Source: src/olm/models/allenai/olmo.py:1
Classes
OLMoBlock(embed_dim: int, intermediate_size: int, num_heads: int, max_seq_len: int, dropout: float)
Bases: olm.nn.structure.block.Block
Source: src/olm/models/allenai/olmo.py:10
A single Transformer block for the OLMo architecture.
Structure
x = x + Attn(LN(x)) x = x + SwiGLU(LN(x))
Parameters
embed_dim(int): Model dimension.intermediate_size(int): FFN hidden dimension.num_heads(int): Number of attention heads.max_seq_len(int): Max context.dropout(float): Dropout probability.
Methods
forward(self, x: torch.Tensor) -> torch.Tensor (inherited from Block)
Source: src/olm/nn/structure/block.py:26
Apply each block to the input in sequence.
Parameters
x: Input tensor.
Returns
Output tensor after all blocks have been applied.
OLMoModel(vocab_size: int, embed_dim: int, intermediate_size: int, num_layers: int, num_heads: int, max_seq_len: int = 2048, dropout: float = 0.0, tie_weights: bool = True)

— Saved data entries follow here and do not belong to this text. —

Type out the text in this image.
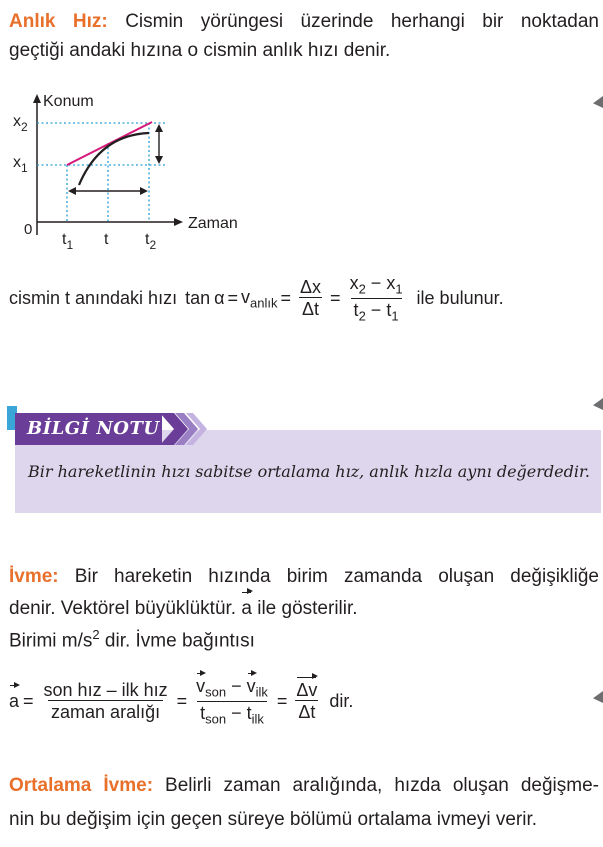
Anlık Hız: Cismin yörüngesi üzerinde herhangi bir noktadan
geçtiği andaki hızına o cismin anlık hızı denir.
Konum
Zaman
0
$x_2$
$x_1$
$t_1$ t $t_2$
cismin t anındaki hızı $\tan \alpha = v_{anlık} = \frac{\Delta x}{\Delta t} = \frac{x_2 - x_1}{t_2 - t_1}$ ile bulunur.
BİLGİ NOTU
Bir hareketlinin hızı sabitse ortalama hız, anlık hızla aynı değerdedir.
İvme: Bir hareketin hızında birim zamanda oluşan değişikliğe
denir. Vektörel büyüklüktür. a ile gösterilir.
Birimi $m/s^2$ dir. İvme bağıntısı
$a = \frac{\text{son hız – ilk hız}}{\text{zaman aralığı}} = \frac{v_{son} - v_{ilk}}{t_{son} - t_{ilk}} = \frac{\Delta v}{\Delta t}$ dir.
Ortalama İvme: Belirli zaman aralığında, hızda oluşan değişme-
nin bu değişim için geçen süreye bölümü ortalama ivmeyi verir.
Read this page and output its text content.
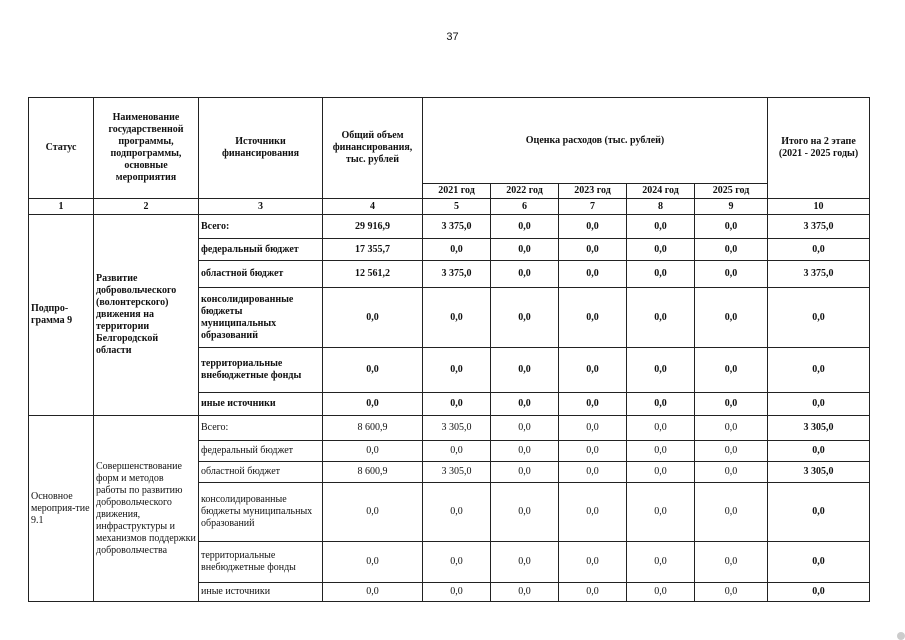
37
Статус	Наименование государственной программы, подпрограммы, основные мероприятия	Источники финансирования	Общий объем финансирования, тыс. рублей	Оценка расходов (тыс. рублей)					Итого на 2 этапе (2021 - 2025 годы)
				2021 год	2022 год	2023 год	2024 год	2025 год	
1	2	3	4	5	6	7	8	9	10
Подпро-грамма 9	Развитие добровольческого (волонтерского) движения на территории Белгородской области	Всего:	29 916,9	3 375,0	0,0	0,0	0,0	0,0	3 375,0
		федеральный бюджет	17 355,7	0,0	0,0	0,0	0,0	0,0	0,0
		областной бюджет	12 561,2	3 375,0	0,0	0,0	0,0	0,0	3 375,0
		консолидированные бюджеты муниципальных образований	0,0	0,0	0,0	0,0	0,0	0,0	0,0
		территориальные внебюджетные фонды	0,0	0,0	0,0	0,0	0,0	0,0	0,0
		иные источники	0,0	0,0	0,0	0,0	0,0	0,0	0,0
Основное мероприя-тие 9.1	Совершенствование форм и методов работы по развитию добровольческого движения, инфраструктуры и механизмов поддержки добровольчества	Всего:	8 600,9	3 305,0	0,0	0,0	0,0	0,0	3 305,0
		федеральный бюджет	0,0	0,0	0,0	0,0	0,0	0,0	0,0
		областной бюджет	8 600,9	3 305,0	0,0	0,0	0,0	0,0	3 305,0
		консолидированные бюджеты муниципальных образований	0,0	0,0	0,0	0,0	0,0	0,0	0,0
		территориальные внебюджетные фонды	0,0	0,0	0,0	0,0	0,0	0,0	0,0
		иные источники	0,0	0,0	0,0	0,0	0,0	0,0	0,0
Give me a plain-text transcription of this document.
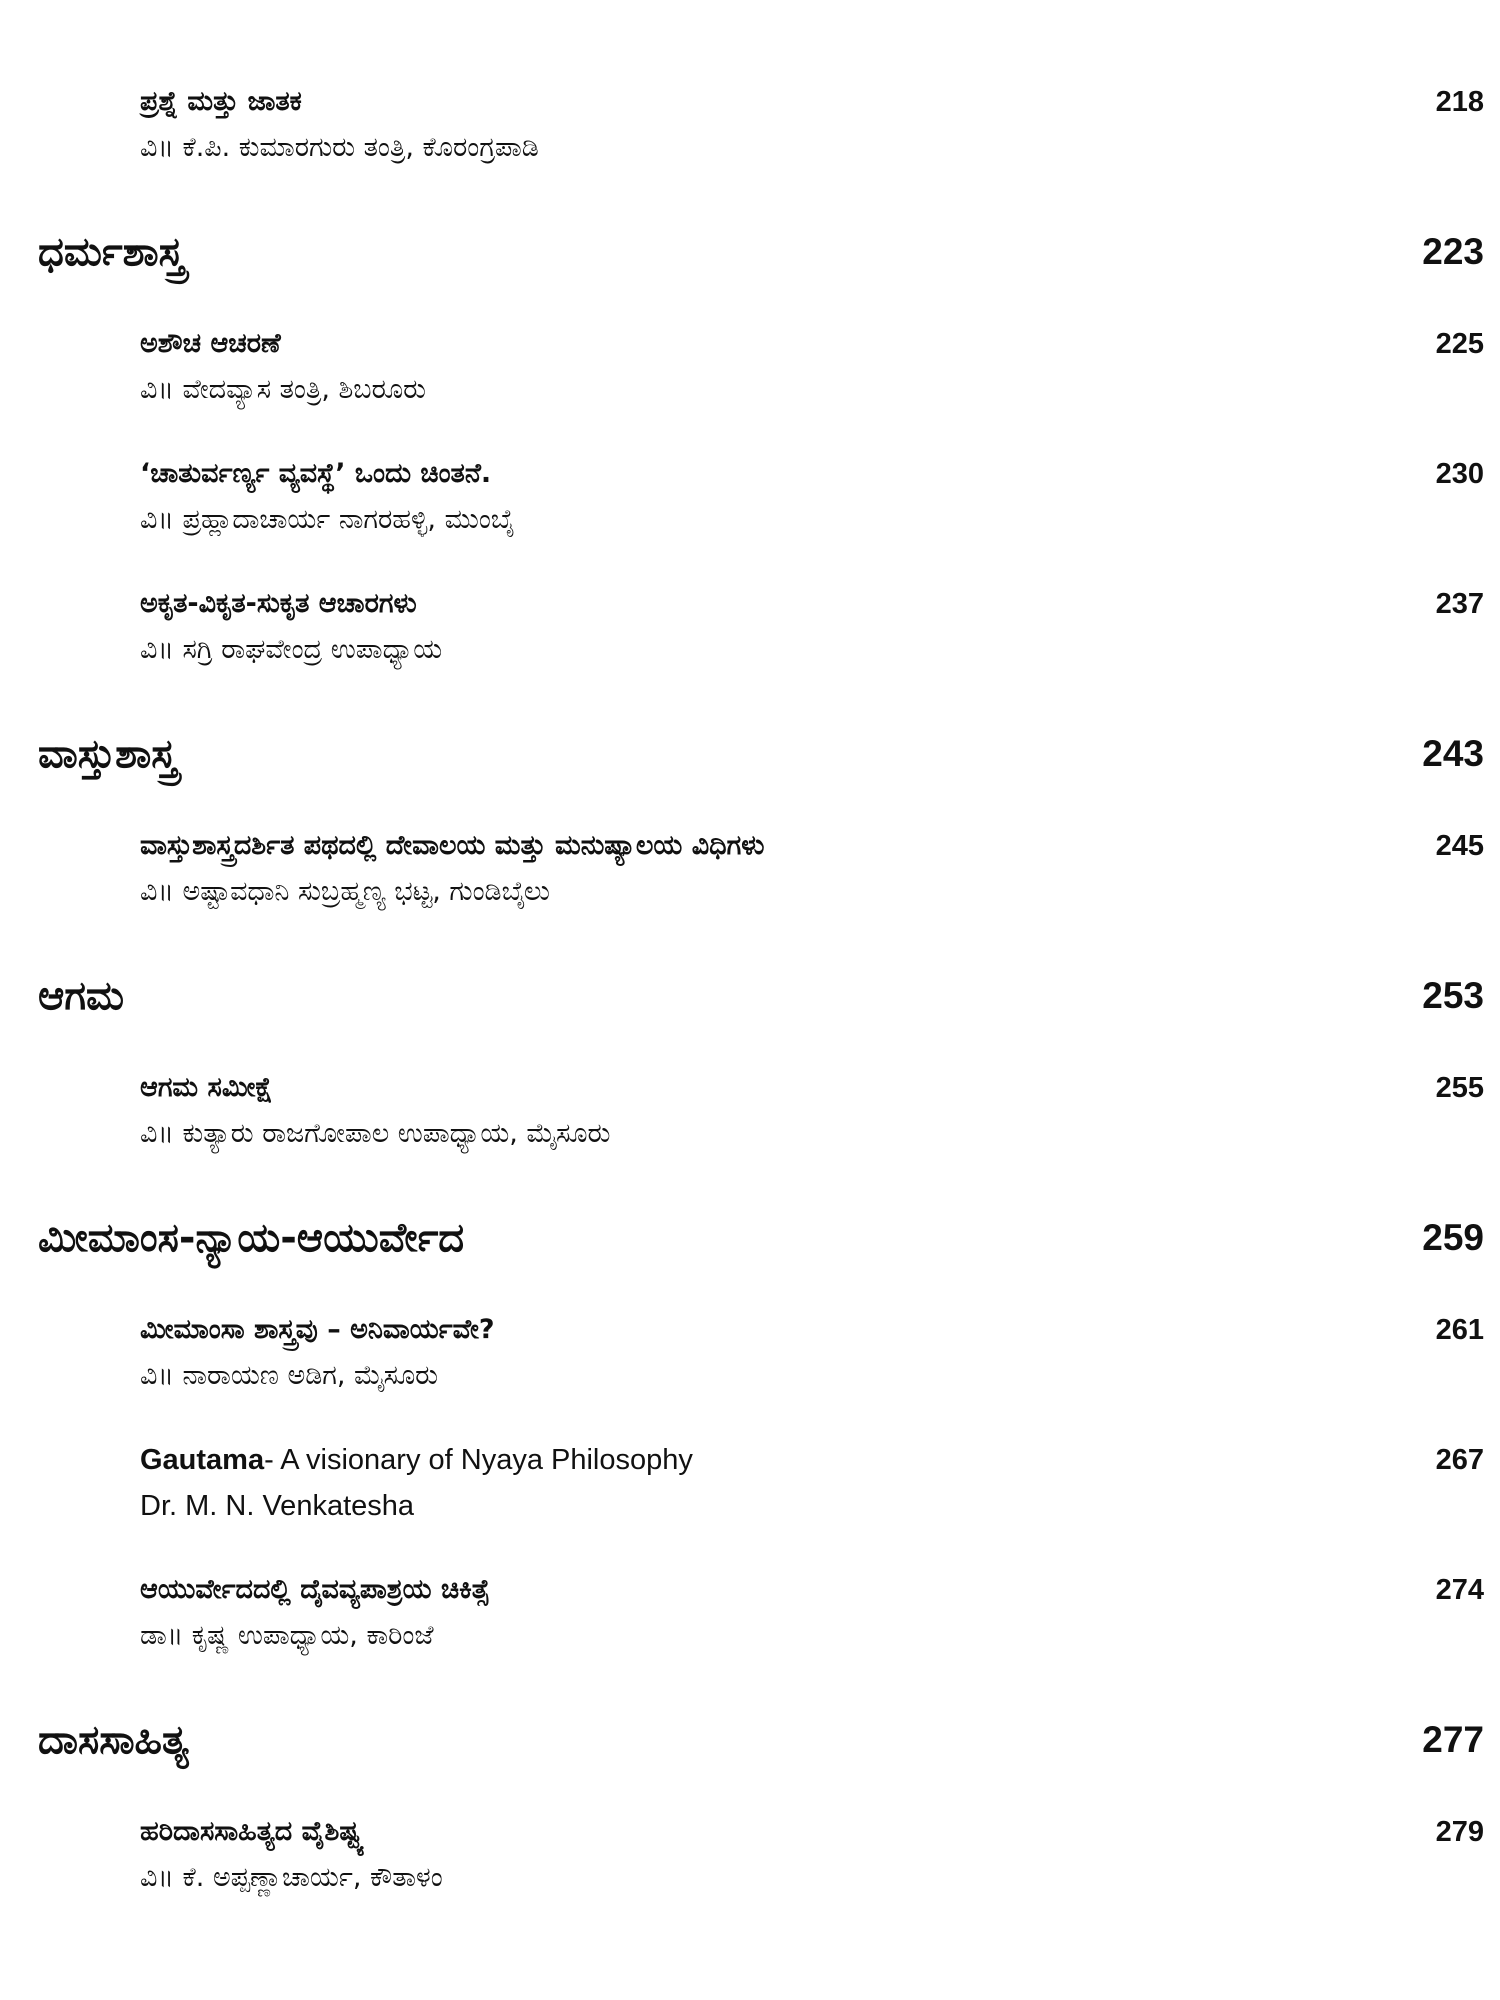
ಪ್ರಶ್ನೆ ಮತ್ತು ಜಾತಕ	218
ವಿ॥ ಕೆ.ಪಿ. ಕುಮಾರಗುರು ತಂತ್ರಿ, ಕೊರಂಗ್ರಪಾಡಿ
ಧರ್ಮಶಾಸ್ತ್ರ	223
ಅಶೌಚ ಆಚರಣೆ	225
ವಿ॥ ವೇದವ್ಯಾಸ ತಂತ್ರಿ, ಶಿಬರೂರು
‘ಚಾತುರ್ವರ್ಣ್ಯ ವ್ಯವಸ್ಥೆ’ ಒಂದು ಚಿಂತನೆ.	230
ವಿ॥ ಪ್ರಹ್ಲಾದಾಚಾರ್ಯ ನಾಗರಹಳ್ಳಿ, ಮುಂಬೈ
ಅಕೃತ-ವಿಕೃತ-ಸುಕೃತ ಆಚಾರಗಳು	237
ವಿ॥ ಸಗ್ರಿ ರಾಘವೇಂದ್ರ ಉಪಾಧ್ಯಾಯ
ವಾಸ್ತುಶಾಸ್ತ್ರ	243
ವಾಸ್ತುಶಾಸ್ತ್ರದರ್ಶಿತ ಪಥದಲ್ಲಿ ದೇವಾಲಯ ಮತ್ತು ಮನುಷ್ಯಾಲಯ ವಿಧಿಗಳು	245
ವಿ॥ ಅಷ್ಟಾವಧಾನಿ ಸುಬ್ರಹ್ಮಣ್ಯ ಭಟ್ಟ, ಗುಂಡಿಬೈಲು
ಆಗಮ	253
ಆಗಮ ಸಮೀಕ್ಷೆ	255
ವಿ॥ ಕುತ್ಯಾರು ರಾಜಗೋಪಾಲ ಉಪಾಧ್ಯಾಯ, ಮೈಸೂರು
ಮೀಮಾಂಸ-ನ್ಯಾಯ-ಆಯುರ್ವೇದ	259
ಮೀಮಾಂಸಾ ಶಾಸ್ತ್ರವು – ಅನಿವಾರ್ಯವೇ?	261
ವಿ॥ ನಾರಾಯಣ ಅಡಿಗ, ಮೈಸೂರು
Gautama- A visionary of Nyaya Philosophy	267
Dr. M. N. Venkatesha
ಆಯುರ್ವೇದದಲ್ಲಿ ದೈವವ್ಯಪಾಶ್ರಯ ಚಿಕಿತ್ಸೆ	274
ಡಾ॥ ಕೃಷ್ಣ ಉಪಾಧ್ಯಾಯ, ಕಾರಿಂಜೆ
ದಾಸಸಾಹಿತ್ಯ	277
ಹರಿದಾಸಸಾಹಿತ್ಯದ ವೈಶಿಷ್ಟ್ಯ	279
ವಿ॥ ಕೆ. ಅಪ್ಪಣ್ಣಾಚಾರ್ಯ, ಕೌತಾಳಂ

Bases: olm.nn.structure.block.Block
Source: src/olm/models/allenai/olmo.py:68
Base class for the OLMo (Open Language Model) architecture.
Structure
Embedding -> [OLMoBlock] x N -> LayerNorm -> tied OutputHead.
Forward
Accepts token IDs shaped [batch, seq_len] and returns logits shaped
[batch, seq_len, vocab_size].
Methods
forward(self, x: torch.Tensor) -> torch.Tensor (inherited from Block)
Source: src/olm/nn/structure/block.py:26
Apply each block to the input in sequence.
Parameters
x: Input tensor.
Returns
Output tensor after all blocks have been applied.
OLMo_7B()
Bases: olm.models.allenai.olmo.OLMoModel
Source: src/olm/models/allenai/olmo.py:113
OLMo 7B Model.
Methods
forward(self, x: torch.Tensor) -> torch.Tensor (inherited from Block)
Source: src/olm/nn/structure/block.py:26
Apply each block to the input in sequence.
Parameters
x: Input tensor.
Returns
Output tensor after all blocks have been applied.